The global and regional structure of simulated historical ocean heat content change in CMIP6 models

Ocean heat content is arguably the most relevant metric for tracking the current global heating. Because of its enormous heat capacity, the global ocean stores about 89 percent of the excess heat in the Earth System. Time series of global ocean heat content (OHC) closely track Earth’s energy imbalance, observed as the net radiative imbalance at the top of the atmosphere. Therefore, simulated OHC time series are a cornerstone for assessing the scientific performance of Earth System models (ESM) and global climate models. Here we present a detailed global and regional analysis of the OHC change in CMIP6 simulations of the historical climate (20^th century up to 2014) performed with four state-of-the art ESMs and climate models: UKESM1, HadGEM3-GC3.1-LL, CNRM-ESM2-1 and CNRM-CM6-1. All four share the same ocean component, NEMO3.6 in the shaconemo eORCA1 configuration. Analysing only a small number of models allows us to extend our analysis from a global perspective, to also consider individual ocean basins.

For the global ocean, the two CNRM models reproduce the observed OHC change since the 1960s closely, especially in the top 700 m of the ocean. The two UK models (UKESM1 and HadGEM3-GC3.1-LL) do not simulate the observed global ocean warming in the 1970s and 1980s in the top 700 m, and they warm too fast after 1991. We analyse how this varied performance across the models relates to the simulated radiative forcing of the atmosphere and its components.
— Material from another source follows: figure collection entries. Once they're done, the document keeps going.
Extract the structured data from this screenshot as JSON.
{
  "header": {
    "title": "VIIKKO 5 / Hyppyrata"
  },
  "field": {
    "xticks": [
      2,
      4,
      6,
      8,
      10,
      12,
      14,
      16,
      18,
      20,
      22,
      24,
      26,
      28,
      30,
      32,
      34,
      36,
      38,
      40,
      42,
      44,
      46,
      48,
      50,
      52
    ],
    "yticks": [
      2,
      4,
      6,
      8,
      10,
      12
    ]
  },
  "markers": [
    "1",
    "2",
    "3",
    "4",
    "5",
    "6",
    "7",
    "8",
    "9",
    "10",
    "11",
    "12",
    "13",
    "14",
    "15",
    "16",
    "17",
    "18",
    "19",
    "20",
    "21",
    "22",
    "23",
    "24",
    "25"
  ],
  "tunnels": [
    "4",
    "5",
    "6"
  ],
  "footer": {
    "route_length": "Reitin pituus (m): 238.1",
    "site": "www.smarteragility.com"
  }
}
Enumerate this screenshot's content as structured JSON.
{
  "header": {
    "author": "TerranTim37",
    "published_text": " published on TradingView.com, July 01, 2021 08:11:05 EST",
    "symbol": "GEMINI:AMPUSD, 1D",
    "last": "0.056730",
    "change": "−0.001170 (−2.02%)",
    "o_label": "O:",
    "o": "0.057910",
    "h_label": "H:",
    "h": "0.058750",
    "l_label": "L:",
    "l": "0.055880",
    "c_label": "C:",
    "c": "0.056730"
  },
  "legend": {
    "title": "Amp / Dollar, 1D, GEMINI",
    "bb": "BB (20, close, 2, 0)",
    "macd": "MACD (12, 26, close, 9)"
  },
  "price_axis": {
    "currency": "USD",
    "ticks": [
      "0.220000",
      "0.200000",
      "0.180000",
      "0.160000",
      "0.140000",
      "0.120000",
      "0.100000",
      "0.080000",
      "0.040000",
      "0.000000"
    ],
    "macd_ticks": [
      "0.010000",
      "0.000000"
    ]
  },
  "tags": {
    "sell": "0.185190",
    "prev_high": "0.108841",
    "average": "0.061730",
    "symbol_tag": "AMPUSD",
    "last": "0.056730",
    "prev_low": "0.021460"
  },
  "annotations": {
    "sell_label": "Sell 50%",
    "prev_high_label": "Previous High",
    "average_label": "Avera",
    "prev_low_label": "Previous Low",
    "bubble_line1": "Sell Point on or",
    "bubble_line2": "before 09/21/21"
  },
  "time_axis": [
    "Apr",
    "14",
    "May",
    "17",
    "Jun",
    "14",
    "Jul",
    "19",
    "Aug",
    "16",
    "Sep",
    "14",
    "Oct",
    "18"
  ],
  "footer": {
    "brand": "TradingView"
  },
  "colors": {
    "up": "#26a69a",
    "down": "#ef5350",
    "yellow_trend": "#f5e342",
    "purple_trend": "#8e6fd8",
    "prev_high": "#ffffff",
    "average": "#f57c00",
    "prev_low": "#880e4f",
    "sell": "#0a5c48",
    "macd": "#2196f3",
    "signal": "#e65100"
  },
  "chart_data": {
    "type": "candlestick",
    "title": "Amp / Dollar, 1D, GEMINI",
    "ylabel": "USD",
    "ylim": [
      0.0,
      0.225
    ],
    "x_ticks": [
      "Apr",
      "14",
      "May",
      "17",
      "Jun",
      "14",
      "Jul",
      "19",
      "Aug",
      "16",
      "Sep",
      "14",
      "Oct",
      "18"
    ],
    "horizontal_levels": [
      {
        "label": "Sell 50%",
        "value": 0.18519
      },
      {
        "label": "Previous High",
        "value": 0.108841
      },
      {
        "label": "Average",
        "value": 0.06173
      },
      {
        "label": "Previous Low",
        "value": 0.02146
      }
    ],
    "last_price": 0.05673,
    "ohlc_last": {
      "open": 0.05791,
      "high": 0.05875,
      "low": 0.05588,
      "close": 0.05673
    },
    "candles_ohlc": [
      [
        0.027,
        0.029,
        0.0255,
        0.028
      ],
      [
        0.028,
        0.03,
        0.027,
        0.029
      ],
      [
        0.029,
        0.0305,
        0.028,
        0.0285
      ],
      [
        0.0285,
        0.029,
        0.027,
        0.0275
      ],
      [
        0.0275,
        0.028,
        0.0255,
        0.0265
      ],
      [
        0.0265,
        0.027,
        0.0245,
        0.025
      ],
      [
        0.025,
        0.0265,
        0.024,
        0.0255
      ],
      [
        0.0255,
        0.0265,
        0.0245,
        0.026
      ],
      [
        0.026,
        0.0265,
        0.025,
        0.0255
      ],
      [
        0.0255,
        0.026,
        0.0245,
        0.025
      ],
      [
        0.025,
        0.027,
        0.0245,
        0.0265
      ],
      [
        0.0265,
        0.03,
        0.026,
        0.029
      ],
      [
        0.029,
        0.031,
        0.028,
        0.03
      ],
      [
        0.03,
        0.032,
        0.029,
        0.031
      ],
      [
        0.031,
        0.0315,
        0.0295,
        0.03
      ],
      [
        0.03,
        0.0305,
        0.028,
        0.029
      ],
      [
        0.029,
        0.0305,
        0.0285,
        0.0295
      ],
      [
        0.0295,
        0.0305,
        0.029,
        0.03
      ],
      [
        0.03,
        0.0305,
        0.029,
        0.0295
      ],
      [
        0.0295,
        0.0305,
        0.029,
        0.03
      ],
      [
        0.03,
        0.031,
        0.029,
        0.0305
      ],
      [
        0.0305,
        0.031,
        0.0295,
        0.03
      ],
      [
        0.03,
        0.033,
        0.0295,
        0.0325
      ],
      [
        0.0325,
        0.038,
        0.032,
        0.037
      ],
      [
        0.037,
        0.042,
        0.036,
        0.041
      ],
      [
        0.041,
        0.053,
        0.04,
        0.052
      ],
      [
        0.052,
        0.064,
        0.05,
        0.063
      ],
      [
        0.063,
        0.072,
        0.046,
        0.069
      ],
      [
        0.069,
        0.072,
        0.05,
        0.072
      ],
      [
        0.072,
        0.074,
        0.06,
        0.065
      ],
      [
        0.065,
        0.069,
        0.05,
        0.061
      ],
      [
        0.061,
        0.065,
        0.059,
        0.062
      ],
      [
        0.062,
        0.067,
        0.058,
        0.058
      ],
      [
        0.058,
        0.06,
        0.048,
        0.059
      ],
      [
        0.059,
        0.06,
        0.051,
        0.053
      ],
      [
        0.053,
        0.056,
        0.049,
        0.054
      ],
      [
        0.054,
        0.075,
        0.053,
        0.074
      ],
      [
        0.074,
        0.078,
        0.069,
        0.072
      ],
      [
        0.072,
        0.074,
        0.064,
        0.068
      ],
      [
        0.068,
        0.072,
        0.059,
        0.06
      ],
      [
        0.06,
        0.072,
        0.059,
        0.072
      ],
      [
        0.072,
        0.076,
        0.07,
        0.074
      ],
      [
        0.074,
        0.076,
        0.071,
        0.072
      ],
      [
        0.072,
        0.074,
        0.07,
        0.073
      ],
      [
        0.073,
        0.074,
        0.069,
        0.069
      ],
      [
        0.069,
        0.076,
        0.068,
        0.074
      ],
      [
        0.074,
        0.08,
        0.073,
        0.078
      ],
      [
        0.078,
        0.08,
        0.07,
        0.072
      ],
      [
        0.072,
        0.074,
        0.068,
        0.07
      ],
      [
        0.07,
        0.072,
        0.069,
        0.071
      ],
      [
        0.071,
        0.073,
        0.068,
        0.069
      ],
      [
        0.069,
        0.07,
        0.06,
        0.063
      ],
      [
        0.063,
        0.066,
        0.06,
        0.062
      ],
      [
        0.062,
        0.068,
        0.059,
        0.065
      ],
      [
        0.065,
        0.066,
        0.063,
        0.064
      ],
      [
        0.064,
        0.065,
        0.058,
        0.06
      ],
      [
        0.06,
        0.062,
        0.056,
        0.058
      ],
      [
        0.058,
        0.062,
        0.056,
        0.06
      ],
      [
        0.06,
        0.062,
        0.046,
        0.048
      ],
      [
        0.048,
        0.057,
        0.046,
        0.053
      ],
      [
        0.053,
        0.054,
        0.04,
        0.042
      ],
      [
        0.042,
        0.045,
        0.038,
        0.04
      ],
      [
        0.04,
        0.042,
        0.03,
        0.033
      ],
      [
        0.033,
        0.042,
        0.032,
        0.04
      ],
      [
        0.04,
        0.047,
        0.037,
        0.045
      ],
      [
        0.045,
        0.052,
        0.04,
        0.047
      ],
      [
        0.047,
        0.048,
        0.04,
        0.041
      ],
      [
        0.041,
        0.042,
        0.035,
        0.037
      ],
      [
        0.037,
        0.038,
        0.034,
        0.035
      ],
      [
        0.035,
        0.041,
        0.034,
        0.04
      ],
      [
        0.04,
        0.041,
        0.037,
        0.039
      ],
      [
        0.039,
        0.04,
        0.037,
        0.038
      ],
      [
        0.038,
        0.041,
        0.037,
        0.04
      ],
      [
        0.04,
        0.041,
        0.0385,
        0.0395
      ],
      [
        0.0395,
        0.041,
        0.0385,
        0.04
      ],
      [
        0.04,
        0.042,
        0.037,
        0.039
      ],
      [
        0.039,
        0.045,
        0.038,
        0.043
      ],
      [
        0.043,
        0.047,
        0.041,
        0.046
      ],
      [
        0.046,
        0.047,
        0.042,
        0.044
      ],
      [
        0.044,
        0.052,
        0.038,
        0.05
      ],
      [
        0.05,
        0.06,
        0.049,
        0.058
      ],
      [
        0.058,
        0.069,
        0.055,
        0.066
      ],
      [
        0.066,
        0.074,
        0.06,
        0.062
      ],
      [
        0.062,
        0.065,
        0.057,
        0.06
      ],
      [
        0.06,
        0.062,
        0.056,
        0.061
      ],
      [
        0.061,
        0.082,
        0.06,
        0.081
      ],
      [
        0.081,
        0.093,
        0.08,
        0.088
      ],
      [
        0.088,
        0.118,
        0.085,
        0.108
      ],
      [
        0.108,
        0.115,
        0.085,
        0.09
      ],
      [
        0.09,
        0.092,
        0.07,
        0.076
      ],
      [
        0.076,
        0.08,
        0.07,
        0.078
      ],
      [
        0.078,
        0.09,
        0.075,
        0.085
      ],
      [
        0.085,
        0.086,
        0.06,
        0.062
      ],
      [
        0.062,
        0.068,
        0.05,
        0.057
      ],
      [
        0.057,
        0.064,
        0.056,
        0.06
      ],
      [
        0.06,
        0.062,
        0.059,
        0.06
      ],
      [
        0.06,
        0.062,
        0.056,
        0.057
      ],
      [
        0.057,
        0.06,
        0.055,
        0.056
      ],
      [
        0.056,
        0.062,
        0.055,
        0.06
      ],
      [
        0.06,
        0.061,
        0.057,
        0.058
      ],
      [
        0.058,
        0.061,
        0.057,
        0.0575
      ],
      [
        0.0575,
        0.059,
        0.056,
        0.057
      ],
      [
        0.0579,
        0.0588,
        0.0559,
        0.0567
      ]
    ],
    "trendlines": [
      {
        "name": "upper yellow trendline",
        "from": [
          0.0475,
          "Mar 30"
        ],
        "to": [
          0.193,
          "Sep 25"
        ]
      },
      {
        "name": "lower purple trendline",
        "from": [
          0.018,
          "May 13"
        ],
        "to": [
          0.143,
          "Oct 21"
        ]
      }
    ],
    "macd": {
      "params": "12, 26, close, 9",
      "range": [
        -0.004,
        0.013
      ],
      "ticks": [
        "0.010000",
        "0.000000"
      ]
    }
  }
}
All four models show a larger transient climate response (TCR) than the CMIP5 ensemble mean.

For the UK models, resolving the ocean warming in depth and time shows virtually zero historical warming at intermediate depths (700 m – 2000 m) whereas the global full-depth OHC change is reasonably simulated. After 1991, regional ocean heat uptake in the North Atlantic plays a substantial role in compensating small warming rates elsewhere.

A different picture emerges from the CNRM models. Globally the simulated OHC change is closer to observations, especially for CNRM-ESM2-1. Regionally the simulated OHC change is close to observations in the Pacific and Indian basins, while tending to be too small in the Atlantic, indicating a markedly different role for the Atlantic meridional overturning circulation (AMOC) and for cross-equatorial heat transport between the CNRM models and the UK models. While the UK models simulate larger than observed historical warming below 2000 m in the Atlantic and South Pacific, the CNRM models take up heat at a larger than observed rate at intermediate depths in the South Atlantic and the South Pacific, with a much smaller role for the North Atlantic in global ocean heat uptake.